2Un État souverain doit avoir son institut d’émission et sa monnaie. Aussi bien la création du nouvel organisme fut-elle prévue dès 1946, à la conférence de Dalat. En même temps deux principes essentiels étaient posés : les trois États auront une seule et même monnaie – la piastre – et elle appartiendra à la zone franc.
3On mettait donc l’accent, dès le début sur la nécessité de concilier la souveraineté monétaire de l’Indochine avec son rattachement au système financier de la Métropole.

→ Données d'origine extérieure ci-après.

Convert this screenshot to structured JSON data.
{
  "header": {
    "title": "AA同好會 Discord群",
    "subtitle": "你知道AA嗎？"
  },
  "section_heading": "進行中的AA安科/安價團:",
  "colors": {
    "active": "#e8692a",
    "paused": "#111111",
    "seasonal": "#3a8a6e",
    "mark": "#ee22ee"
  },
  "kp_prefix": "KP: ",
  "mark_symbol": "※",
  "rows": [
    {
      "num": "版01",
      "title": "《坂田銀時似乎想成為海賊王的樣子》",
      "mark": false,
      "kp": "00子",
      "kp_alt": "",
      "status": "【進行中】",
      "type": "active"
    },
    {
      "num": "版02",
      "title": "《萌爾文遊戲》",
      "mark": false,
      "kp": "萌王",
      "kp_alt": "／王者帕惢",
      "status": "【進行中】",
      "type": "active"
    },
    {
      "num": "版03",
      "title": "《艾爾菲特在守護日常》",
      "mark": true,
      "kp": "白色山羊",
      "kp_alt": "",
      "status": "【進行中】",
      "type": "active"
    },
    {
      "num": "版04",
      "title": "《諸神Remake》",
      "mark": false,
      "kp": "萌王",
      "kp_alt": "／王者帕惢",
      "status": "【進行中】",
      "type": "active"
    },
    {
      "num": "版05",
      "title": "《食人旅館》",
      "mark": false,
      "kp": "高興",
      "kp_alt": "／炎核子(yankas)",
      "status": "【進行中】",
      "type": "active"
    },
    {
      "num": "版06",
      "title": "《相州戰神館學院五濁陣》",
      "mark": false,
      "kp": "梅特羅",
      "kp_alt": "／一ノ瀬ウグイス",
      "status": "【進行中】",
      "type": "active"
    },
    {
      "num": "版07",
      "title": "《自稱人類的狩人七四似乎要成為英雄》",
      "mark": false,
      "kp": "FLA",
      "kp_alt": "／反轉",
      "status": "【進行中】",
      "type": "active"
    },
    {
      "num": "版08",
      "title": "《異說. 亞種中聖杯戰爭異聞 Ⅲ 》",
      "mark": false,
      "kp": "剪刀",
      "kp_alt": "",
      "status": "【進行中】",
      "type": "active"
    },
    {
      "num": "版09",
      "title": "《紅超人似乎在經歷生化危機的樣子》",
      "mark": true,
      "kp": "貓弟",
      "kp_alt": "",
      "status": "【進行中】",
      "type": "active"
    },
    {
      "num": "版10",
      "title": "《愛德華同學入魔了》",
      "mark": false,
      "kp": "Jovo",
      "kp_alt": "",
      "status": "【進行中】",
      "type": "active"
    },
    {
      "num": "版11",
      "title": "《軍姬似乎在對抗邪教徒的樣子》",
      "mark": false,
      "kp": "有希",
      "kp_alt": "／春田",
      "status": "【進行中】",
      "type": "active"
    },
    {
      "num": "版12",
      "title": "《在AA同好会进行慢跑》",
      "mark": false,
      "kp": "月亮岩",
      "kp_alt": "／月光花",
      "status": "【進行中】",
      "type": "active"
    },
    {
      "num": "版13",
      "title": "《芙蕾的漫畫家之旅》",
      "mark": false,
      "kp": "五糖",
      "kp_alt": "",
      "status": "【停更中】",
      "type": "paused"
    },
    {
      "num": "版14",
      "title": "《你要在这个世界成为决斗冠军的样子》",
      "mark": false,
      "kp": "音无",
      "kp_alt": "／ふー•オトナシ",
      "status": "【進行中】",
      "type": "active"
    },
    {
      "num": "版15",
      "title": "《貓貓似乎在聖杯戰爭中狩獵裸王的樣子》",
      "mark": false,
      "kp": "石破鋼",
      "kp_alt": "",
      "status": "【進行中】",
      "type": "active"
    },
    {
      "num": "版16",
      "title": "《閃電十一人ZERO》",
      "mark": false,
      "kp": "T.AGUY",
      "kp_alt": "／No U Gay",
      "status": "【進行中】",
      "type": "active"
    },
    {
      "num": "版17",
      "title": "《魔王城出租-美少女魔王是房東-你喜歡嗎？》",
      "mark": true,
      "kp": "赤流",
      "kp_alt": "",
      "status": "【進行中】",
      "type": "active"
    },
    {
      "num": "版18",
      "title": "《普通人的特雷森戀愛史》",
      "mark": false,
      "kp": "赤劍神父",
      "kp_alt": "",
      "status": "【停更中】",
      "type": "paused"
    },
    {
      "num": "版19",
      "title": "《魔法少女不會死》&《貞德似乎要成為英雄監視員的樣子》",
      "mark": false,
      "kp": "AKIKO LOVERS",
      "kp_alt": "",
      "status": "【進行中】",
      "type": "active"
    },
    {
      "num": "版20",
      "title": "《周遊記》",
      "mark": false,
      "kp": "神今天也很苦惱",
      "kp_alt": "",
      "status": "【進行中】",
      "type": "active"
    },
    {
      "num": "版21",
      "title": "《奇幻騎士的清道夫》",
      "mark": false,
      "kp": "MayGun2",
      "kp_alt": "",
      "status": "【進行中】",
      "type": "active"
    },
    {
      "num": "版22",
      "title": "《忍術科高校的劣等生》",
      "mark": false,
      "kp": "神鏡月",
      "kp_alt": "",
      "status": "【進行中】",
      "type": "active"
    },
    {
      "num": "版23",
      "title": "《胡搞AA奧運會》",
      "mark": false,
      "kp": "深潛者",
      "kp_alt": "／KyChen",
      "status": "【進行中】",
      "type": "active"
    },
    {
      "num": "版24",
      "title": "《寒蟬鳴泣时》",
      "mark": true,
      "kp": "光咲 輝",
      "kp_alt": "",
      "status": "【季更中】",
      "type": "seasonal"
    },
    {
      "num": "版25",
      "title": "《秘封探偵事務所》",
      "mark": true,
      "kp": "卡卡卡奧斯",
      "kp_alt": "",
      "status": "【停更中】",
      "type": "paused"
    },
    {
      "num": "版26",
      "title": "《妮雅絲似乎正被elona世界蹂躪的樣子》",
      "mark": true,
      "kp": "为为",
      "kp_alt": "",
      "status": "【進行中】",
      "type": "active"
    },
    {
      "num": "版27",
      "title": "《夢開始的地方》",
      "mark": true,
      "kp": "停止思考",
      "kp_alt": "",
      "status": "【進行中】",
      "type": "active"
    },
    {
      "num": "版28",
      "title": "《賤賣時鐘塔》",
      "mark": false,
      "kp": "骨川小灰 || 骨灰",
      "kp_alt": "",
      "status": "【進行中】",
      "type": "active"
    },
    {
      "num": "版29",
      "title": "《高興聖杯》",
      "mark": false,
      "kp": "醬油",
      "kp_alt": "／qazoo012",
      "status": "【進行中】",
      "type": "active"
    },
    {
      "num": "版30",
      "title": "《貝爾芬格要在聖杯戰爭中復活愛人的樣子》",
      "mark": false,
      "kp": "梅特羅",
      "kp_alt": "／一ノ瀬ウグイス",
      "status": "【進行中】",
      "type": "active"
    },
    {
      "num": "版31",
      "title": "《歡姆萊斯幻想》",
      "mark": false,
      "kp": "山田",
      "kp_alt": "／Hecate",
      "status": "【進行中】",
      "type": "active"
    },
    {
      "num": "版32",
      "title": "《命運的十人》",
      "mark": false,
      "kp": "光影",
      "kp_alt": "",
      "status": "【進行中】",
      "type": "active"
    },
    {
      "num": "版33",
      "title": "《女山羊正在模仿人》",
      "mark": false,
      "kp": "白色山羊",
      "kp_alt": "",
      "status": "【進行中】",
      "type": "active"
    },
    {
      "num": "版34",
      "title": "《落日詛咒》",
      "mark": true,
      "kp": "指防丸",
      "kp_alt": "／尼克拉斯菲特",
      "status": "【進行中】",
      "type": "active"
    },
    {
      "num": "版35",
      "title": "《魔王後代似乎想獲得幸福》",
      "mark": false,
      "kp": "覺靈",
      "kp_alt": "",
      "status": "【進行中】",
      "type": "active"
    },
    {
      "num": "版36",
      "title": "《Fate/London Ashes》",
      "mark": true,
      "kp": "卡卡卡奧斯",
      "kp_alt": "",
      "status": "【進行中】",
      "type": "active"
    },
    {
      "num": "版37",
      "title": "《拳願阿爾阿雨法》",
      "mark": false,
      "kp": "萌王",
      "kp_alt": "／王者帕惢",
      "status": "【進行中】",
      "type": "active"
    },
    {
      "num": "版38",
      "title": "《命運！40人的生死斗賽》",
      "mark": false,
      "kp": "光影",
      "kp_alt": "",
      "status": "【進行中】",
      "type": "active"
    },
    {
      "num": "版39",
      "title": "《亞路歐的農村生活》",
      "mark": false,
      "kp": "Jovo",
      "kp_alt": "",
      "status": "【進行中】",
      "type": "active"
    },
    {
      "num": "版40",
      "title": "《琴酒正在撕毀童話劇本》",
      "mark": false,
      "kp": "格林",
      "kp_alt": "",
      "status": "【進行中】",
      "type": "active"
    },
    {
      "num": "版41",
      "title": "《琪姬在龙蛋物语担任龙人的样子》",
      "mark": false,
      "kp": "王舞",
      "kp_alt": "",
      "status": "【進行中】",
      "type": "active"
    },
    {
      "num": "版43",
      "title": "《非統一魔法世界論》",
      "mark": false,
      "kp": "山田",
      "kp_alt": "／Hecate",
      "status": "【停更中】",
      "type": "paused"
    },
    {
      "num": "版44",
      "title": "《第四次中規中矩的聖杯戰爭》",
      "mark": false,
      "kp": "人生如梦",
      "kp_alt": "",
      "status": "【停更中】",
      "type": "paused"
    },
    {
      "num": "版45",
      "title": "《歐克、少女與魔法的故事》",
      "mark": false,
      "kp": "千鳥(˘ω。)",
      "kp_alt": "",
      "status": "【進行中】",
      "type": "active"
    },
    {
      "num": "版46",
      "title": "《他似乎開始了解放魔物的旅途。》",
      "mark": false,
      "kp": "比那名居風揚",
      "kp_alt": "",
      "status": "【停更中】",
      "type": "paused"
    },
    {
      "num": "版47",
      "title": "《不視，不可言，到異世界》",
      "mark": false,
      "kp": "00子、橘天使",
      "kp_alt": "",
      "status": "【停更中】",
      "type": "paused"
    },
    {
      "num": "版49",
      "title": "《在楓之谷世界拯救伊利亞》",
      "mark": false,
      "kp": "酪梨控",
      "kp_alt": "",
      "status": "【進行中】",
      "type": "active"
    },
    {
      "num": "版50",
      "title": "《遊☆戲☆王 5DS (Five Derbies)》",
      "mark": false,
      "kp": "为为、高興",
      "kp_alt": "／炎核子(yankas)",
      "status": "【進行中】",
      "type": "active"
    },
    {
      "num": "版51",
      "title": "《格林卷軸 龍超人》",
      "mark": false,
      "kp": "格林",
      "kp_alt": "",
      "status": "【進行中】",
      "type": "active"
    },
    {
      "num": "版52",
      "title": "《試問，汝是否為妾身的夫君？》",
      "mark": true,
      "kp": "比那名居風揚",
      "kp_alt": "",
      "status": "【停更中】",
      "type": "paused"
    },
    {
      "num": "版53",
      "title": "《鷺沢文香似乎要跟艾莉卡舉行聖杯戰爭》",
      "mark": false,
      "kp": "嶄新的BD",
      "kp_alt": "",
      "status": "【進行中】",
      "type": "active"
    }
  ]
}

4Comment allait-on passer de la théorie à la pratique ? On ne s’étonnera pas qu’il ait fallu beaucoup de temps pour élaborer des compromis acceptables par tous.
5Le Vietnam, le Cambodge et le Laos n’étaient pas toujours d’accord entre eux, et avec la France. Finalement fut signée à Paris le 16 décembre 1951 une convention qui complète et précise le projet préparé à Pau à la fin de 1950.
Un institut d’émission quadriparti précisé par un Français
6L’institut d’émission aura son siège à Pnom-Penh, les Vietnamiens ayant accepté de faire cette concession aux Cambodgiens. Il sera « unique » et – ce qui est extrêmement rare à notre connaissance – « quadriparti » : unique, afin de préserver l’unité financière et économique de l’Indochine ; quadriparti, car il comprendra des représentants de la France, à côté de ceux des États associés. Son président sera d’ailleurs un haut fonctionnaire français, M. Gaston Cusin.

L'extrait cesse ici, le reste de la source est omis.